The 16 Days of Activism to End Violence Against Women runs from 25 November to 10 December, culminating on World Human Rights Day to underscore that violence against women is not only abhorrent – it is a fundamental human rights violation.
April Pham, Senior Gender Advisor at OCHA, explains how the Humanitarian Reset, supported by the OCHA-managed Humanitarian Funds, could help end impunity and shift power dynamics once and for all.
Violence against women is not incidental to crises – it is one of their defining features. In conflict zones, displacement camps and even supposed safe spaces, women and girls face daily threats to their dignity and security. Those with disabilities and adolescent girls face even greater risks.
Yet while gender-based violence in conflict is increasing, services to meet the demand remain underfunded. Defense budgets grow while peacebuilding funds shrink, and women’s rights continue to erode. Women’s civil society groups, including peacebuilders, are excluded from decision-making, attacked and underfunded.
Despite these challenges, women are powerful first responders. They mobilize protection and aid, negotiate access in war zones, mediate local conflicts, and help rebuild fractured societies – often with minimal support or recognition. Above all, they demand not sympathy but accountability, insisting that peace is not merely the absence of war but the presence of justice, safety and care.

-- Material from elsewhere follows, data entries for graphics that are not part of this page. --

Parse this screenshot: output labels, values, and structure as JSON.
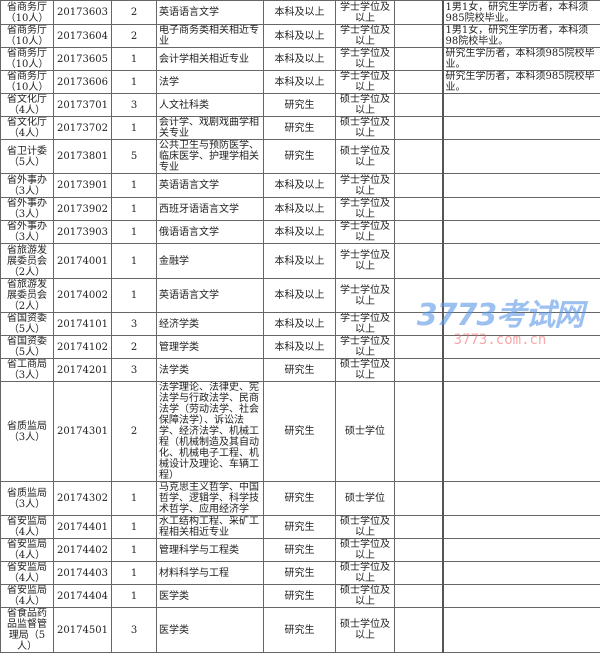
{
  "rows": [
    {
      "dept": "省商务厅（10人）",
      "code": "20173603",
      "count": "2",
      "major": "英语语言文学",
      "edu": "本科及以上",
      "degree": "学士学位及以上",
      "extra": "",
      "note": "1男1女，研究生学历者，本科须985院校毕业。"
    },
    {
      "dept": "省商务厅（10人）",
      "code": "20173604",
      "count": "2",
      "major": "电子商务类相关相近专业",
      "edu": "本科及以上",
      "degree": "学士学位及以上",
      "extra": "",
      "note": "1男1女，研究生学历者，本科须98院校毕业。"
    },
    {
      "dept": "省商务厅（10人）",
      "code": "20173605",
      "count": "1",
      "major": "会计学相关相近专业",
      "edu": "本科及以上",
      "degree": "学士学位及以上",
      "extra": "",
      "note": "研究生学历者，本科须985院校毕业。"
    },
    {
      "dept": "省商务厅（10人）",
      "code": "20173606",
      "count": "1",
      "major": "法学",
      "edu": "本科及以上",
      "degree": "学士学位及以上",
      "extra": "",
      "note": "研究生学历者，本科须985院校毕业。"
    },
    {
      "dept": "省文化厅（4人）",
      "code": "20173701",
      "count": "3",
      "major": "人文社科类",
      "edu": "研究生",
      "degree": "硕士学位及以上",
      "extra": "",
      "note": ""
    },
    {
      "dept": "省文化厅（4人）",
      "code": "20173702",
      "count": "1",
      "major": "会计学、戏剧戏曲学相关专业",
      "edu": "研究生",
      "degree": "硕士学位及以上",
      "extra": "",
      "note": ""
    },
    {
      "dept": "省卫计委（5人）",
      "code": "20173801",
      "count": "5",
      "major": "公共卫生与预防医学、临床医学、护理学相关专业",
      "edu": "研究生",
      "degree": "硕士学位及以上",
      "extra": "",
      "note": ""
    },
    {
      "dept": "省外事办（3人）",
      "code": "20173901",
      "count": "1",
      "major": "英语语言文学",
      "edu": "本科及以上",
      "degree": "学士学位及以上",
      "extra": "",
      "note": ""
    },
    {
      "dept": "省外事办（3人）",
      "code": "20173902",
      "count": "1",
      "major": "西班牙语语言文学",
      "edu": "本科及以上",
      "degree": "学士学位及以上",
      "extra": "",
      "note": ""
    },
    {
      "dept": "省外事办（3人）",
      "code": "20173903",
      "count": "1",
      "major": "俄语语言文学",
      "edu": "本科及以上",
      "degree": "学士学位及以上",
      "extra": "",
      "note": ""
    },
    {
      "dept": "省旅游发展委员会（2人）",
      "code": "20174001",
      "count": "1",
      "major": "金融学",
      "edu": "本科及以上",
      "degree": "学士学位及以上",
      "extra": "",
      "note": ""
    },
    {
      "dept": "省旅游发展委员会（2人）",
      "code": "20174002",
      "count": "1",
      "major": "英语语言文学",
      "edu": "本科及以上",
      "degree": "学士学位及以上",
      "extra": "",
      "note": ""
    },
    {
      "dept": "省国资委（5人）",
      "code": "20174101",
      "count": "3",
      "major": "经济学类",
      "edu": "本科及以上",
      "degree": "学士学位及以上",
      "extra": "",
      "note": ""
    },
    {
      "dept": "省国资委（5人）",
      "code": "20174102",
      "count": "2",
      "major": "管理学类",
      "edu": "本科及以上",
      "degree": "学士学位及以上",
      "extra": "",
      "note": ""
    },
    {
      "dept": "省工商局（3人）",
      "code": "20174201",
      "count": "3",
      "major": "法学类",
      "edu": "研究生",
      "degree": "硕士学位及以上",
      "extra": "",
      "note": ""
    },
    {
      "dept": "省质监局（3人）",
      "code": "20174301",
      "count": "2",
      "major": "法学理论、法律史、宪法学与行政法学、民商法学（劳动法学、社会保障法学）、诉讼法学、经济法学、机械工程（机械制造及其自动化、机械电子工程、机械设计及理论、车辆工程）",
      "edu": "研究生",
      "degree": "硕士学位",
      "extra": "",
      "note": ""
    },
    {
      "dept": "省质监局（3人）",
      "code": "20174302",
      "count": "1",
      "major": "马克思主义哲学、中国哲学、逻辑学、科学技术哲学、应用经济学",
      "edu": "研究生",
      "degree": "硕士学位",
      "extra": "",
      "note": ""
    },
    {
      "dept": "省安监局（4人）",
      "code": "20174401",
      "count": "1",
      "major": "水工结构工程、采矿工程相关相近专业",
      "edu": "研究生",
      "degree": "硕士学位及以上",
      "extra": "",
      "note": ""
    },
    {
      "dept": "省安监局（4人）",
      "code": "20174402",
      "count": "1",
      "major": "管理科学与工程类",
      "edu": "研究生",
      "degree": "硕士学位及以上",
      "extra": "",
      "note": ""
    },
    {
      "dept": "省安监局（4人）",
      "code": "20174403",
      "count": "1",
      "major": "材料科学与工程",
      "edu": "研究生",
      "degree": "硕士学位及以上",
      "extra": "",
      "note": ""
    },
    {
      "dept": "省安监局（4人）",
      "code": "20174404",
      "count": "1",
      "major": "医学类",
      "edu": "研究生",
      "degree": "硕士学位及以上",
      "extra": "",
      "note": ""
    },
    {
      "dept": "省食品药品监督管理局（5人）",
      "code": "20174501",
      "count": "3",
      "major": "医学类",
      "edu": "研究生",
      "degree": "硕士学位及以上",
      "extra": "",
      "note": ""
    }
  ],
  "watermark": {
    "logo": "3773考试网",
    "url": "3773.com.cn",
    "colors": {
      "logo": "#5a96e6",
      "url": "#f06e6e"
    }
  }
}
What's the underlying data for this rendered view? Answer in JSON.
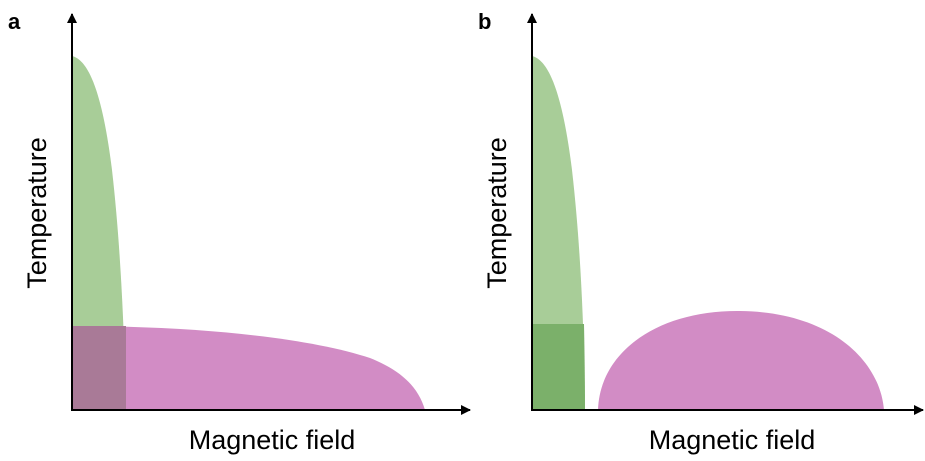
{
  "panels": [
    {
      "label": "a",
      "xlabel": "Magnetic field",
      "ylabel": "Temperature"
    },
    {
      "label": "b",
      "xlabel": "Magnetic field",
      "ylabel": "Temperature"
    }
  ],
  "colors": {
    "green_region": "#a8cd98",
    "magenta_region": "#d28cc5",
    "overlap_a": "#a97a97",
    "overlap_b": "#7bb06a",
    "axes": "#000000"
  }
}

Through the UN Central Emergency Response Fund (CERF) and Country-Based Pooled Funds (CBPFs), OCHA has supported gender-based violence prevention, safe spaces and survivor services. But the scale of need far outpaces available resources. Half of women-led organizations in conflict settings may shut down within six months due to global funding cuts. Without urgent investment, the infrastructure for protection and feminist peacebuilding risks collapse.
The Humanitarian Reset offers a chance to shift power and priorities. It calls for violence against women to be recognized not as collateral damage but as a systemic failure. It advocates predictable, multi-year funding for women-led organizations, survivor-centered approaches and feminist solutions that dismantle the patriarchal systems that sustain violence.
The system must not fail women and girls. It must protect their rights and strengthen their agency. The Humanitarian Reset provides the roadmap, and OCHA’s funds provide the mechanism. Now we must turn rhetoric into action.